Some notes from our experiments:
1) Use a five gallon bucket with a lid that attaches - obviously. But taking it a step further, the buckets I use also have a bungee cord that secures the lid in place. Because...you know, raccoons. And dogs.
2) Drill the holes about 1 inch in diameter - smaller holes get clogged by the litter in the bucket and the maggots can't get out. We drill them 2 inches up from the bottom, and 6 inches up from the bottom - sporadically around the bucket sides. Also two holes up near the top.
3) Hang WELL AWAY from where the hens bed down at night. At least 20 feet, if you can. If the smell attracts any varmints, we want the ladies well removed from them. We also close up the hens at night in an elevated coop for added security.
4) DON'T OVERLOAD THE BUCKETS. I can't stress this enough. Substrate we use is wood chips and leaves. We put the equivalent of half a mature hen size carcass or lump of meat in there. Anything bigger than that has overloaded the substrate (smelly and grody) and/or not broken down fast enough.
5) If using the full carcass of an animal, cut it open first - expose as much of the interior as possible. Just a quick cut from navel to neck does the trick.
6) We hang them off of trees about 3-4 feet off the ground. Just works better than being right next to the ground. The hens can get under the bucket and really work it out.
I came upon this idea when I noticed that the hens were working the area around our garbage cans with a particular zeal. After checking it out, I saw some food that had been put in there uncovered and the maggots were drip- dropping onto the ground. Once I got over the I'm-Gonna-Hurl initial gross-out, I developed the bucket idea from that and was so very happy when I saw that this was a "thing" because I thought maybe I was just being a weirdo.

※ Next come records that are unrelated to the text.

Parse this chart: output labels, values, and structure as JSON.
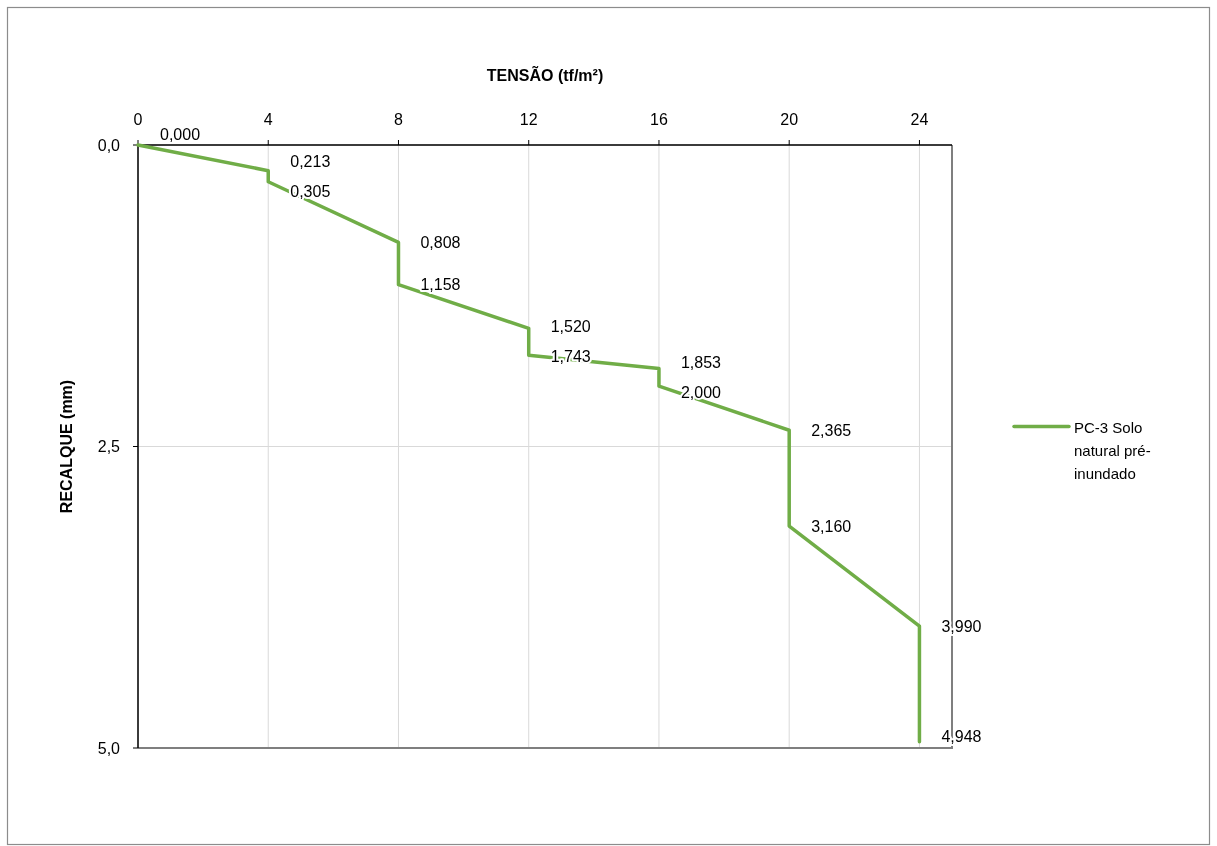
{
  "chart_data": {
    "type": "line",
    "xlabel": "TENSÃO (tf/m²)",
    "ylabel": "RECALQUE (mm)",
    "x": [
      0,
      4,
      4,
      8,
      8,
      12,
      12,
      16,
      16,
      20,
      20,
      24,
      24
    ],
    "series": [
      {
        "name": "PC-3 Solo natural pré-inundado",
        "color": "#70ad47",
        "values": [
          0,
          0.213,
          0.305,
          0.808,
          1.158,
          1.52,
          1.743,
          1.853,
          2.0,
          2.365,
          3.16,
          3.99,
          4.948
        ],
        "value_labels": [
          "0,000",
          "0,213",
          "0,305",
          "0,808",
          "1,158",
          "1,520",
          "1,743",
          "1,853",
          "2,000",
          "2,365",
          "3,160",
          "3,990",
          "4,948"
        ]
      }
    ],
    "xlim": [
      0,
      25
    ],
    "xticks": [
      0,
      4,
      8,
      12,
      16,
      20,
      24
    ],
    "ylim": [
      5,
      0
    ],
    "yticks": [
      {
        "value": 0,
        "label": "0,0"
      },
      {
        "value": 2.5,
        "label": "2,5"
      },
      {
        "value": 5,
        "label": "5,0"
      }
    ],
    "grid": true,
    "legend": "right"
  }
}
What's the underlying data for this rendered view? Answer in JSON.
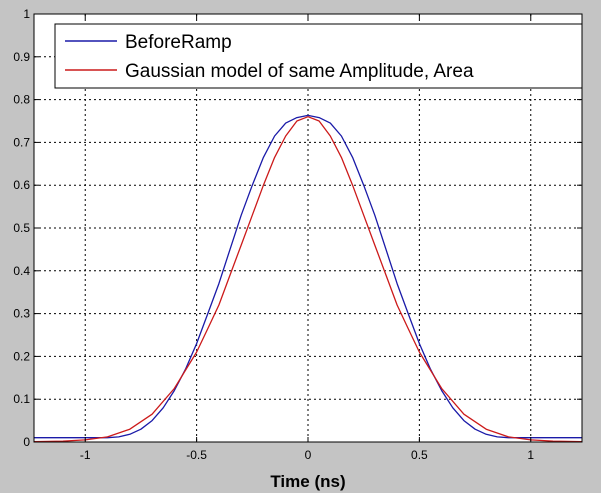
{
  "chart_data": {
    "type": "line",
    "title": "",
    "xlabel": "Time (ns)",
    "ylabel": "",
    "xlim": [
      -1.23,
      1.23
    ],
    "ylim": [
      0,
      1
    ],
    "grid": true,
    "legend_position": "top-left",
    "x_ticks": [
      -1,
      -0.5,
      0,
      0.5,
      1
    ],
    "x_tick_labels": [
      "-1",
      "-0.5",
      "0",
      "0.5",
      "1"
    ],
    "y_ticks": [
      0,
      0.1,
      0.2,
      0.3,
      0.4,
      0.5,
      0.6,
      0.7,
      0.8,
      0.9,
      1
    ],
    "y_tick_labels": [
      "0",
      "0.1",
      "0.2",
      "0.3",
      "0.4",
      "0.5",
      "0.6",
      "0.7",
      "0.8",
      "0.9",
      "1"
    ],
    "series": [
      {
        "name": "BeforeRamp",
        "color": "#1a1aa8",
        "x": [
          -1.23,
          -1.0,
          -0.9,
          -0.85,
          -0.8,
          -0.75,
          -0.7,
          -0.65,
          -0.6,
          -0.55,
          -0.5,
          -0.45,
          -0.4,
          -0.35,
          -0.3,
          -0.25,
          -0.2,
          -0.15,
          -0.1,
          -0.05,
          0.0,
          0.05,
          0.1,
          0.15,
          0.2,
          0.25,
          0.3,
          0.35,
          0.4,
          0.45,
          0.5,
          0.55,
          0.6,
          0.65,
          0.7,
          0.75,
          0.8,
          0.85,
          0.9,
          1.0,
          1.23
        ],
        "y": [
          0.01,
          0.01,
          0.01,
          0.012,
          0.018,
          0.03,
          0.05,
          0.08,
          0.12,
          0.17,
          0.23,
          0.3,
          0.37,
          0.45,
          0.53,
          0.6,
          0.665,
          0.715,
          0.745,
          0.758,
          0.763,
          0.758,
          0.745,
          0.715,
          0.665,
          0.6,
          0.53,
          0.45,
          0.37,
          0.3,
          0.23,
          0.17,
          0.12,
          0.08,
          0.05,
          0.03,
          0.018,
          0.012,
          0.01,
          0.01,
          0.01
        ]
      },
      {
        "name": "Gaussian model of same Amplitude, Area",
        "color": "#cc1a1a",
        "x": [
          -1.23,
          -1.1,
          -1.0,
          -0.9,
          -0.8,
          -0.7,
          -0.6,
          -0.5,
          -0.45,
          -0.4,
          -0.35,
          -0.3,
          -0.25,
          -0.2,
          -0.15,
          -0.1,
          -0.05,
          0.0,
          0.05,
          0.1,
          0.15,
          0.2,
          0.25,
          0.3,
          0.35,
          0.4,
          0.45,
          0.5,
          0.6,
          0.7,
          0.8,
          0.9,
          1.0,
          1.1,
          1.23
        ],
        "y": [
          0.001,
          0.002,
          0.005,
          0.012,
          0.03,
          0.065,
          0.125,
          0.21,
          0.265,
          0.32,
          0.39,
          0.46,
          0.53,
          0.6,
          0.665,
          0.715,
          0.75,
          0.76,
          0.75,
          0.715,
          0.665,
          0.6,
          0.53,
          0.46,
          0.39,
          0.32,
          0.265,
          0.21,
          0.125,
          0.065,
          0.03,
          0.012,
          0.005,
          0.002,
          0.001
        ]
      }
    ]
  }
}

This, in my opinion, is ever so much easier than raising meal worms. And black soldier flies don't make it through the winters here - we tried them for a while. But really, to be honest, the sound of earnest manducation from the BSF trough as they worked through the leavings of our chicken harvest was too much for me. Like, I can butcher a thing, but listening to them little buggers chew and slosh through the innards was too much for my delicate sensibilities.
* I've also noticed the disgusted looks from some people who I tell about it. I just tell them if they keep looking like that, their face is gonna stick that way. But I say it with a lot of charm.